There is definitely a valid ethical question deserving consideration about the responsibility of farmers and food producers to warn consumers and possibly recall product if private lab tests show pathogens. Lykke, in comments following my previous post, provides a number of examples and viable approaches for constructive use of private lab results.
Raw dairy farmers have very little leverage as it is to challenge regulators. Take away the independent influence afforded by the split sample, private lab alternative, and there really isn’t much left.
Does anyone know if PCA had in-house testing? Or was all the testing done by outside private labs? How many different labs were each of these 12 salmonella-positive samples sent to before the sample tested negative? How accurate and reliable is the salmonella testing? If the sample first tests positive, but negative at the next lab, how reasonable is it to think the first testing was in error? Was PCA truly malevolently "lab-shopping" until they got a negative result, or are there enough uncertainties in the testing that it was reasonable to retest? If the peanuts were contaminated with salmonella, how come these 12 samples were able to finally test negative?
Lykke, can you shed any light on the testing process?
And how does salmonella get into peanut products? Does it start in the peanuts, or is it from unsanitary processing, or is it transmitted from the workers?
Those are excellent questions and relate to the need for a food producer to consider carefully their lab testing scheme, and how to respond to positive or uncertain results. As you point out, "screening" is not the same as lab shopping. A producer or their lab shouldn’t be penalized for using a screening test followed by confirmation with a more rigorous testing method (provided the protocol is within standard of practice – keep in mind, many of the test kits on the market have been studied in only a few foods; something like raw milk is a very different matrix compared to ground beef or fruit juice). It will be interesting to see all the details from the peanut investigation and type of tests conducted (if they are released to the public).

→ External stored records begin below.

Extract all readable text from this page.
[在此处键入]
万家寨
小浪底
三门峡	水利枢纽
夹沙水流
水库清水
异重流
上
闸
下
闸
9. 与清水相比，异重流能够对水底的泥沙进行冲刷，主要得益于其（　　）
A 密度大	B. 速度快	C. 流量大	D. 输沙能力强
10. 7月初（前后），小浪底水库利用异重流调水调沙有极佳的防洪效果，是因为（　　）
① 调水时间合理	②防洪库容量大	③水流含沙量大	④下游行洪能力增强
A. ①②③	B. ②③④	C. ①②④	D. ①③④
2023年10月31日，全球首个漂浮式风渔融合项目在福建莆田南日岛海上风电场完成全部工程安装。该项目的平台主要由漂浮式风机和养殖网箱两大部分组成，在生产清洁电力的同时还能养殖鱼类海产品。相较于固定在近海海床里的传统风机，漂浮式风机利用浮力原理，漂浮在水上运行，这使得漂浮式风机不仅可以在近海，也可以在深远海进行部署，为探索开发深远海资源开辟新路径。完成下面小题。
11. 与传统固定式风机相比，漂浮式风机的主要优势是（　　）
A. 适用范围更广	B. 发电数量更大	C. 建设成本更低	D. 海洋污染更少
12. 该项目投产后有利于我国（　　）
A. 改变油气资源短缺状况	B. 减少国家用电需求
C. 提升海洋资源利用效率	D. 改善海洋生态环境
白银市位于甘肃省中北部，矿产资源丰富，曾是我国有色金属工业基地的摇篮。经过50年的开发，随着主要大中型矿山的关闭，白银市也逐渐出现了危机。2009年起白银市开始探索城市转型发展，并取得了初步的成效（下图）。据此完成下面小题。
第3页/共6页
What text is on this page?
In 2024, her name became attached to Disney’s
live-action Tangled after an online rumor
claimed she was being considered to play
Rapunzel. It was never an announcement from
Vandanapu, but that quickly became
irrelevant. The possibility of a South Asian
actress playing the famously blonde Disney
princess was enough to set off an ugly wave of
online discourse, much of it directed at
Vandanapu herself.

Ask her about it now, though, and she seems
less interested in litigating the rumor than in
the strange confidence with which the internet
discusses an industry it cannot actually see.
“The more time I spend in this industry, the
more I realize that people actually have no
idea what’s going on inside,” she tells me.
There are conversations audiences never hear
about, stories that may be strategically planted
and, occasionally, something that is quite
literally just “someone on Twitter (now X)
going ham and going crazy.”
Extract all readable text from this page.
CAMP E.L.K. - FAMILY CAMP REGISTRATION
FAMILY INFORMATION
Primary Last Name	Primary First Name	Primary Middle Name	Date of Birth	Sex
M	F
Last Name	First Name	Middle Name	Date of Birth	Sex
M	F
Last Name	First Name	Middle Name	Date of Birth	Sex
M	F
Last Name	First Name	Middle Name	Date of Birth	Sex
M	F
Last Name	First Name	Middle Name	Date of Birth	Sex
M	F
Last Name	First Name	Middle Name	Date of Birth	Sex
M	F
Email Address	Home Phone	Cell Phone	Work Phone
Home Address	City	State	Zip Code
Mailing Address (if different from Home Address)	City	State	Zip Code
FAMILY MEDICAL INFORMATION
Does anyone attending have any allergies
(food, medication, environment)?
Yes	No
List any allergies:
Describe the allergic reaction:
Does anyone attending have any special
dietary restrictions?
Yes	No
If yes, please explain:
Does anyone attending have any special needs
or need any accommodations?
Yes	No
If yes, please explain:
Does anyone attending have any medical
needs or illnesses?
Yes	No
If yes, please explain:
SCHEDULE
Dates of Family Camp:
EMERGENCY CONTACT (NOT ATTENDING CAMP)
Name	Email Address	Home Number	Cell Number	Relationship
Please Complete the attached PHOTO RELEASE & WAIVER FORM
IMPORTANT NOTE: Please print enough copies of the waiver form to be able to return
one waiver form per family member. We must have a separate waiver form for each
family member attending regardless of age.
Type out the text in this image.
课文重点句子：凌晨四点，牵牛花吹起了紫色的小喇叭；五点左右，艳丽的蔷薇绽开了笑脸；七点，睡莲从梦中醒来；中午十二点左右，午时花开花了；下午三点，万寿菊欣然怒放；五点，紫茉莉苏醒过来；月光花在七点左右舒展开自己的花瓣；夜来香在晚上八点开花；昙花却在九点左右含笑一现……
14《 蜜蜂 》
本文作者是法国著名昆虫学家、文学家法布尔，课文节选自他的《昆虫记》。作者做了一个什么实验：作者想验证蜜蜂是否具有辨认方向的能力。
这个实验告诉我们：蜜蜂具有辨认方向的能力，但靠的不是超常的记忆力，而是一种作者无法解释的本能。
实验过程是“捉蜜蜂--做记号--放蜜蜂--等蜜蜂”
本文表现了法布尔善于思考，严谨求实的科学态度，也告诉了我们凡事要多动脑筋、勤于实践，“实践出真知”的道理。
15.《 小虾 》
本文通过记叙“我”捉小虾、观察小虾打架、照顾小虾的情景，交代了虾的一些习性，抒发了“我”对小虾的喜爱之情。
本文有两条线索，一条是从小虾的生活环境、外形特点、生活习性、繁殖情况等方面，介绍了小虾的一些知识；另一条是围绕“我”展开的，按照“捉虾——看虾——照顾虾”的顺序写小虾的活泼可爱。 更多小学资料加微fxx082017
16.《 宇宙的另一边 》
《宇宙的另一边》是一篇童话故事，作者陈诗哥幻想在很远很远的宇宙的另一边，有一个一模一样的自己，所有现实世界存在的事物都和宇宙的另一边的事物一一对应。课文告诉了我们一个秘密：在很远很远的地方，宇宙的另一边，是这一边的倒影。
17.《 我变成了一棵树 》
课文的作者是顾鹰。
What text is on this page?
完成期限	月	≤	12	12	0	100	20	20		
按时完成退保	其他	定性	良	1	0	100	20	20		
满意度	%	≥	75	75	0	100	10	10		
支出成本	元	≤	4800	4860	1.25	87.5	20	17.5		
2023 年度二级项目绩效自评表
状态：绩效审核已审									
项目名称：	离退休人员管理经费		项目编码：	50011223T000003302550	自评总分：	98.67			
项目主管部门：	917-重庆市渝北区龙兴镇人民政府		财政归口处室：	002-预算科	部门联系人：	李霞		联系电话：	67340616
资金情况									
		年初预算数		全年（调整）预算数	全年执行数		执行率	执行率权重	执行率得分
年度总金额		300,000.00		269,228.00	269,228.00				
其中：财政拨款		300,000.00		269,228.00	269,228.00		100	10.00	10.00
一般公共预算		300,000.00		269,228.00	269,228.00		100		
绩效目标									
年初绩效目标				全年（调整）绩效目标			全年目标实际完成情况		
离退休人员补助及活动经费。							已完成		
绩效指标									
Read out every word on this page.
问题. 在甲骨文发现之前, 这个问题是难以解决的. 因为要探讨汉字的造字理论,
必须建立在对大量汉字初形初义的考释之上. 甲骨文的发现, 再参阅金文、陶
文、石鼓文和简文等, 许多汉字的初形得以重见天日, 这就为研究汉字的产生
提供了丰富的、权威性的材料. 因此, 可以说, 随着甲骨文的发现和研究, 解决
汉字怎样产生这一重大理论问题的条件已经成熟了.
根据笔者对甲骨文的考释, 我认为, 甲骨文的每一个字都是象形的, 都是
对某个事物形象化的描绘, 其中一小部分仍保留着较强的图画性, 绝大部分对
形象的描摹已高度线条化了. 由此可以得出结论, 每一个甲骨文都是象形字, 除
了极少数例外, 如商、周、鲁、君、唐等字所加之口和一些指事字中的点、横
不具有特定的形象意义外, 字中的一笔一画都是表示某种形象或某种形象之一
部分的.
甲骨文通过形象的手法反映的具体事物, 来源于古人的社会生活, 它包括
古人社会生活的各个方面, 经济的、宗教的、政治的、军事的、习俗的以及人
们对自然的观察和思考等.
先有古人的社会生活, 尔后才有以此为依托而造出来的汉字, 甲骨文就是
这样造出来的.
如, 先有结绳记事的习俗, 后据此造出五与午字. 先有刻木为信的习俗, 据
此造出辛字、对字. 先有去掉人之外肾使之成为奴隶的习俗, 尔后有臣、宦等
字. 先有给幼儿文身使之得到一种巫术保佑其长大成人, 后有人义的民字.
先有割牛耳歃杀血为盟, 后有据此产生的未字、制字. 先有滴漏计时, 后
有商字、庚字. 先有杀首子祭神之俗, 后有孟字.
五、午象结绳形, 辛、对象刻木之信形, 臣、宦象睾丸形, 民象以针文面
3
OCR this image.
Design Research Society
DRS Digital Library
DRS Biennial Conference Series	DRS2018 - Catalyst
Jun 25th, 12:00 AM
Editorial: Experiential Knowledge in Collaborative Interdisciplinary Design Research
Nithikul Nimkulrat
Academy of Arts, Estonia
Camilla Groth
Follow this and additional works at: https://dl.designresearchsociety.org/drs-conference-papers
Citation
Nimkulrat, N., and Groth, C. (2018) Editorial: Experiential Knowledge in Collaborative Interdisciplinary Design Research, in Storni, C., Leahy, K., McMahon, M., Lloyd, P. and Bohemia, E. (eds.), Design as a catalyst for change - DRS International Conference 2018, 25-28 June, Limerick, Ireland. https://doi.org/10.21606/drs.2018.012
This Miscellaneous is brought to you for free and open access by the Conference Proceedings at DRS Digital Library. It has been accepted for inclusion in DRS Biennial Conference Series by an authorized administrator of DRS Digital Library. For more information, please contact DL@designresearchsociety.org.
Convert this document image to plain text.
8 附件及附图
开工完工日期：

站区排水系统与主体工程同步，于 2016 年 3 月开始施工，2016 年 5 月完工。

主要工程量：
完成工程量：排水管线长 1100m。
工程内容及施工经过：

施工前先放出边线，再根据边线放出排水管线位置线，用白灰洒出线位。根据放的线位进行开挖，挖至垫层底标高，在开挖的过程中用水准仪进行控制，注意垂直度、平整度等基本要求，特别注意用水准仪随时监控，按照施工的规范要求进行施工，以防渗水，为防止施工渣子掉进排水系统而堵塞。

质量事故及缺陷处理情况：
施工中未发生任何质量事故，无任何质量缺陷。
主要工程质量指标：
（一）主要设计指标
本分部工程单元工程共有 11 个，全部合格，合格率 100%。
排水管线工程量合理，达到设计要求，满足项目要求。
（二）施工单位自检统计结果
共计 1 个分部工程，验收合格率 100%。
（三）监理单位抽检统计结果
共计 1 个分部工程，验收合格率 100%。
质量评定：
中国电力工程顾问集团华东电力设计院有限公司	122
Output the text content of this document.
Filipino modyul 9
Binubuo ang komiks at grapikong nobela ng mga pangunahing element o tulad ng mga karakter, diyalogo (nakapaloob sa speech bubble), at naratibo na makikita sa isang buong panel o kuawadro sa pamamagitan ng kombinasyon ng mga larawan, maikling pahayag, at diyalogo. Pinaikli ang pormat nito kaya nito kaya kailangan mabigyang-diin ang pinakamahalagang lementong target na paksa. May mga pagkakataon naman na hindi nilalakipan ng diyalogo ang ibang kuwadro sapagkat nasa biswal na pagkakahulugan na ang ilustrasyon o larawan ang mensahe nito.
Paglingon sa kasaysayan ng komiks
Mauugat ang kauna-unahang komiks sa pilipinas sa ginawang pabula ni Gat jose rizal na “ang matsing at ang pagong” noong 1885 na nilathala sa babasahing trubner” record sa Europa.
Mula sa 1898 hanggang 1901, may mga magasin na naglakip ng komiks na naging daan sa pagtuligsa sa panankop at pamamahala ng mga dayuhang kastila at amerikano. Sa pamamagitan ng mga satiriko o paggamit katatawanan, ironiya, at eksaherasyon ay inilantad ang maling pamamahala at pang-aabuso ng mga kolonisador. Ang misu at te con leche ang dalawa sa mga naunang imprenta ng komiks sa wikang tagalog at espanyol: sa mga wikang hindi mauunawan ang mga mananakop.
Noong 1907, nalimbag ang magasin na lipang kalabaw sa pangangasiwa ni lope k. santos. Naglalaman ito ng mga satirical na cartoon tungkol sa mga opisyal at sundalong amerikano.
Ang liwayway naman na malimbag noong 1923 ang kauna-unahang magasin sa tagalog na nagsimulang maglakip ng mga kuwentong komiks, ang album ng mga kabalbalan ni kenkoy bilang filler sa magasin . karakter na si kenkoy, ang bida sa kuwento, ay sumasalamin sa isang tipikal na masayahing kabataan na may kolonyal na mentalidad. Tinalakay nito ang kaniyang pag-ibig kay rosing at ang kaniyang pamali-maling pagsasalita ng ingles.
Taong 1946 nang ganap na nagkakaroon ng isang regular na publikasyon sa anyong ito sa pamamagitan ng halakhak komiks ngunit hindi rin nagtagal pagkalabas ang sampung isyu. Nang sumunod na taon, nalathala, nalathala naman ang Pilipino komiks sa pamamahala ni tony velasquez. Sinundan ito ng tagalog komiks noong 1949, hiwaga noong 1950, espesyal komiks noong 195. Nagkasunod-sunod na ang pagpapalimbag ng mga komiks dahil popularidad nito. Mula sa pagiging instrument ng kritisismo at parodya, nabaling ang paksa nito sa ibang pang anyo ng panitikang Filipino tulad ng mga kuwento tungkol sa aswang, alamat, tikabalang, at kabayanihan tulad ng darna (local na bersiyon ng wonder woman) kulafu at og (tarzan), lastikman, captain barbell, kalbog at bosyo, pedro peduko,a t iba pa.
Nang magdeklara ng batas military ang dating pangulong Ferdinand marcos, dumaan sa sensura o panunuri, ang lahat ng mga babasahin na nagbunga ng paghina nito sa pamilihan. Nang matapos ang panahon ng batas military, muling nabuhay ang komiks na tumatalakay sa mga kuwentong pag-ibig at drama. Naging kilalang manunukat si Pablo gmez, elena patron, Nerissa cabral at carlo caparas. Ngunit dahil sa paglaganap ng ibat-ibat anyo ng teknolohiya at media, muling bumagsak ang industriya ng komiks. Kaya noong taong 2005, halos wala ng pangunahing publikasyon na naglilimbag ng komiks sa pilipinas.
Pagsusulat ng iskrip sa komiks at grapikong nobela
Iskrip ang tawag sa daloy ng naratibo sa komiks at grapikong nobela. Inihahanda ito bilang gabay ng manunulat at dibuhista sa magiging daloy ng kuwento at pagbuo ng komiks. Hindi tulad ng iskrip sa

1. J Leek Associates Inc (Pert Laboratories)
145 Peanut Dr, Edenton, NC 27932-9604 http://www.manta.com/coms2/dnbcompany_g54zc0
They link to EMSL Analytical, which says this about their Salmonella assay:
http://www.emsl.com/index.cfm?nav=Services&action=show&ServiceId=410
"This method detects the Presence or Absence of the bacterium. A confirmation charge may be incurred in cases of Presumptive Positive screens. 50g minimum sample is recommended. Environmental surface samples can also be analyzed."
EMSL Test Code: M225
Sample retention time – 1 week
2. Deibel Laboratories
http://www.deibellabs.com/services_FoodMicroBiology.html
This lab appears to do more sophisticated testing (serotyping), and was perhaps used for confirmation of Salmonella findings?
Two excerpts from this Associated Press article below:
http://www.google.com/hostednews/ap/article/ALeqM5iH_omeaDBaB1UKxFZ4QGmvPKuuQQD961SUHG0
The FDA reported this week that federal inspectors who visited the plant since the salmonella outbreak found roaches, mold, signs of a leaking roof and numerous other sanitation problems….
The FDA, citing internal company documents, said Peanut Corp. had hired a lab that conducted at least 12 positive tests for salmonella between 2007 and 2008 at its Georgia processing plant. The FDA said the company then used a different lab to retest the products, and those tests came back negative and the product was shipped to customers.
and from here, someone who has worked in industrial microbiology for 16 years explains how lab tests can get manipulated.
http://consumerist.com/5141924/how-unscrupulous-food-manufacturers-manipulate-lab-tests
I hope the upcoming investigations will shed light on testing methodologies and limitations.